H200 Partition

The H200 partition is comprised of 6 nodes with 54 H200 GPUs. Access to this partition is limited and is only available by direct request from a faculty PI.

General use of an H200 GPU

We have enabled MIG on some of the GPUs within the H200ea partition.

Slurm settings:

Account: h200ea
Partition: h200ea
--gres=gpu:h200

Fractionalized GPUs

Two GPUs on dcc-h200-gpu-05 (0 and 1) have been fractionalized (one into 7 parts and one into 2 parts).
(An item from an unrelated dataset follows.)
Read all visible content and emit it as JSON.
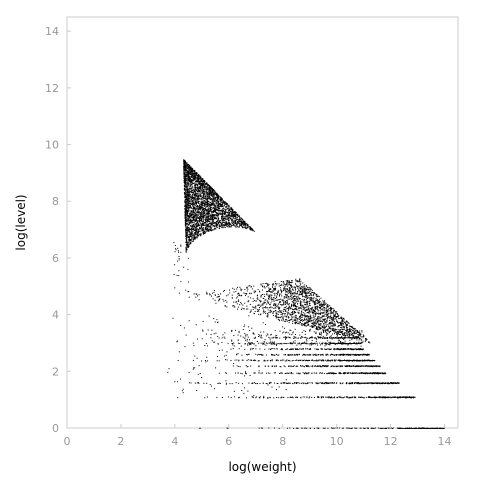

Fractional GPUs can be requested with:

--gres=gpu: h200_1g.18gb:1
--gres= gpu:h200_4g.71gb:1
--gres= gpu:h200_3g.71gb:1

Submission

All h200ea jobs will need to specify the “gres” with the “h200” GPU type, e.g.

#SBATCH --gres=gpu:h200:1

This is to accommodate the MIG settings on dcc-h200-gpu-05.

Due to the increased usage of the h200ea partition, we ask that jobs that will require more than 72 hours to complete be limited to a single H200 GPU (7-day partition limit). If the jobs will require less than 72 hours, 2-GPU jobs can be submitted with the line

#SBATCH --time=72:00:00

added to the job script. There is currently a per user max GPU limit of 12 H200s allocated at one time.